The Carolina Panthers squared off with the New Orleans Saints in a playoff game on Sunday, January 7. As millions of fans watched, Cam Newton, the Panther’s quarterback, took a hard hit and fell to the ground, appearing dazed. He walked slowly off the field, faltering back to the ground at one point. Despite a seeming head injury, Newton was rather quickly returned to the game. This questionable action came just two weeks after the NFL mandated more extensive concussion tests for players with symptoms.
The NFL Concussion Protocol
In recent years, the NFL has come under fire for the number of current and former NFL players suffering from traumatic brain injuries. Researchers have discovered that repeated head injuries, like those commonly suffered by football players, can lead to a condition known as Chronic Traumatic Encephalopathy or CTE. CTE causes symptoms similar to Alzheimer’s disease and can prove devastating for retired NFL players and their families.

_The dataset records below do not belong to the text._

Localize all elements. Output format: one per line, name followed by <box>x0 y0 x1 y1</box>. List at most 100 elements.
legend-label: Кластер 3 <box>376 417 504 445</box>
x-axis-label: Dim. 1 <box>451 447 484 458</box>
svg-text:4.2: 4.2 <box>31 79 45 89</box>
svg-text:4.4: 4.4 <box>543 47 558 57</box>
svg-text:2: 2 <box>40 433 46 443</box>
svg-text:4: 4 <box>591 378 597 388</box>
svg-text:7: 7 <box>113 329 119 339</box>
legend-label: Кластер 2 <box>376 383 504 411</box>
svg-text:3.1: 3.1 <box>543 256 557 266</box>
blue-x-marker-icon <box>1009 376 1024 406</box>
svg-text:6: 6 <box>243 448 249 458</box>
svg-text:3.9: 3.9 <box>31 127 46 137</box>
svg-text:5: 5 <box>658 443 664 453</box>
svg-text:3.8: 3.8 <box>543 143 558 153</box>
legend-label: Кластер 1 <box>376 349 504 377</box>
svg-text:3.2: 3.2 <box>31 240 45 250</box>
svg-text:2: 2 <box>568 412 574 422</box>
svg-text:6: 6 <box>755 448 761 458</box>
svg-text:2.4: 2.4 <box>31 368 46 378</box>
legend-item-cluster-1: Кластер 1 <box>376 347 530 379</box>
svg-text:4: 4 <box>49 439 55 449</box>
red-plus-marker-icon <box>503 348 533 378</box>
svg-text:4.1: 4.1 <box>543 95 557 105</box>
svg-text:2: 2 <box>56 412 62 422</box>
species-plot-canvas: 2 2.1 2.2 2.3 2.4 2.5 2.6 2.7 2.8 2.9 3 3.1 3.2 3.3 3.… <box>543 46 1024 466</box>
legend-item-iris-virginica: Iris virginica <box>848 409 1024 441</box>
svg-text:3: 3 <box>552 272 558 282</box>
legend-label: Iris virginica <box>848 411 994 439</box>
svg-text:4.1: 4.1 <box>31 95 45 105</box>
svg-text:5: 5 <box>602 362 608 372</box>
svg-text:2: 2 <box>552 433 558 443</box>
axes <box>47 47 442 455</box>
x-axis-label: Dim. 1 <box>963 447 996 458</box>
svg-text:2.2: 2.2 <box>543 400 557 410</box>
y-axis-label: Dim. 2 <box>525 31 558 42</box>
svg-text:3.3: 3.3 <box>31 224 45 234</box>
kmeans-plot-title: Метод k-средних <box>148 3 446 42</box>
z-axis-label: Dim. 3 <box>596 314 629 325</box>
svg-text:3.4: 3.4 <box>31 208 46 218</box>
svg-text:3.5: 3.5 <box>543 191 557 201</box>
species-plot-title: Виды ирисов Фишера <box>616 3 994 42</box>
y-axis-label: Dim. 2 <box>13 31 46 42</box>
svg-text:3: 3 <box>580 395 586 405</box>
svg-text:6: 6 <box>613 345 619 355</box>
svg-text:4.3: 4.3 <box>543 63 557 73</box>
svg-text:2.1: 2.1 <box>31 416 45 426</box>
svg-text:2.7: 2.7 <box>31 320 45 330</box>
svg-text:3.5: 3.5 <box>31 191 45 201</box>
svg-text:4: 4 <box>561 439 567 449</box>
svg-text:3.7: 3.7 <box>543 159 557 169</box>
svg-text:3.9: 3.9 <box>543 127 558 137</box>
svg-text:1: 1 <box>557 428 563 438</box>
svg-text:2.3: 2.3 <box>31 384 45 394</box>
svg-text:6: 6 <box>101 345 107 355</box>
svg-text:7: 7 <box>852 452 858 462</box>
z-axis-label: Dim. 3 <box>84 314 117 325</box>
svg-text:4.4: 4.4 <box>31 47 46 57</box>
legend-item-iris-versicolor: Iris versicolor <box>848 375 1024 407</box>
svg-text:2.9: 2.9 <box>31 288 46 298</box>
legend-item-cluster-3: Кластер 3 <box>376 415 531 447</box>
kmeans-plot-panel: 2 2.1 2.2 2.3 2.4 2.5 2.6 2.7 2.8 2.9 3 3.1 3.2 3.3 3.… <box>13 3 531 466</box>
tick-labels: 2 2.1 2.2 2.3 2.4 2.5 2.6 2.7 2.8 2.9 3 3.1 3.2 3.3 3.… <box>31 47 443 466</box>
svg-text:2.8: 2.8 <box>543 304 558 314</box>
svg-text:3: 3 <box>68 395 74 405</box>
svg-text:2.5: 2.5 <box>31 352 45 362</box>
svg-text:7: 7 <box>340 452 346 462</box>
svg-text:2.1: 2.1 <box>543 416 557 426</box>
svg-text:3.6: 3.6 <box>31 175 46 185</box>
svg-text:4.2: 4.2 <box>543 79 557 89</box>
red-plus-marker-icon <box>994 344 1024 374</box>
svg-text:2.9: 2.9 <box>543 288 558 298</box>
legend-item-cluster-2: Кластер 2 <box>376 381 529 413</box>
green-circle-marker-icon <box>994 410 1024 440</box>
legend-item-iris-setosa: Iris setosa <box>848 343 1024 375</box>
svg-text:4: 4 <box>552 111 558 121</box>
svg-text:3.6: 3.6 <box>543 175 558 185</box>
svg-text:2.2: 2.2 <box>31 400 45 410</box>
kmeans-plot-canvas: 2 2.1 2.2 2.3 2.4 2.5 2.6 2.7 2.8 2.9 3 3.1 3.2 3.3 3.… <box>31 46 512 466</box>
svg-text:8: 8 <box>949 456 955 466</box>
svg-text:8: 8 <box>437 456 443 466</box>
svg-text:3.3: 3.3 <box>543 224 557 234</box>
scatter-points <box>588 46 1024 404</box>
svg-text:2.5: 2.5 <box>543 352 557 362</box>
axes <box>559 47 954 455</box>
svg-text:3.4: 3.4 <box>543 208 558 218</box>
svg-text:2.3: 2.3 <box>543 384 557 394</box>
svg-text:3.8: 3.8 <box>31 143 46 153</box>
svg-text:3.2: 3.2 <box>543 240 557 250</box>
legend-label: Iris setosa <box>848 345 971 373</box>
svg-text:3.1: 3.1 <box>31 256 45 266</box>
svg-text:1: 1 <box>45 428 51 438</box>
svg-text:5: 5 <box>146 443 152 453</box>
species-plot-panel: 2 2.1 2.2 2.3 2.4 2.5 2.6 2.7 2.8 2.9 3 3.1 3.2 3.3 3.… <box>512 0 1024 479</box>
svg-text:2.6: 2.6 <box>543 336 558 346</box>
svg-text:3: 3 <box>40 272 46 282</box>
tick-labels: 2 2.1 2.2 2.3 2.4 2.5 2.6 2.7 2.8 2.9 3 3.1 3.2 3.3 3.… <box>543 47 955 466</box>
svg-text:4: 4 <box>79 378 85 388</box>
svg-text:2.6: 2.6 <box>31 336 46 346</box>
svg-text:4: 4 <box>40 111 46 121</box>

As awareness as to the potential for concussions has increased, the NFL has taken additional steps to protect players. In 2009, the League issued its first concussion protocol and it has been revised several times since. The following actions must be taken by NFL teams per the concussion protocol:
- Any player with a potential concussion must be immediately removed from the game;
- The NFL team physician and an unaffiliated neurotrauma consultant will then review the play and perform a neurological exam;
- If there is suspicion of a concussion, the player will be moved to the locker room for a full assessment;
- Players that pass the assessment can be returned to the game but will be monitored, while those diagnosed with a concussion will not be permitted to return to gameplay.
Observable concussion symptoms include loss of consciousness, a blank look, and motor problems. Critics of the NFL’s actions with Cam Newton point out that he displayed motor issues when he stumbled walking to the side and seemed to have a disoriented look post-hit. The NFL is continuing to investigate this instance. Meanwhile, litigation against the NFL continues as more current and former players are being diagnosed with long term head injuries.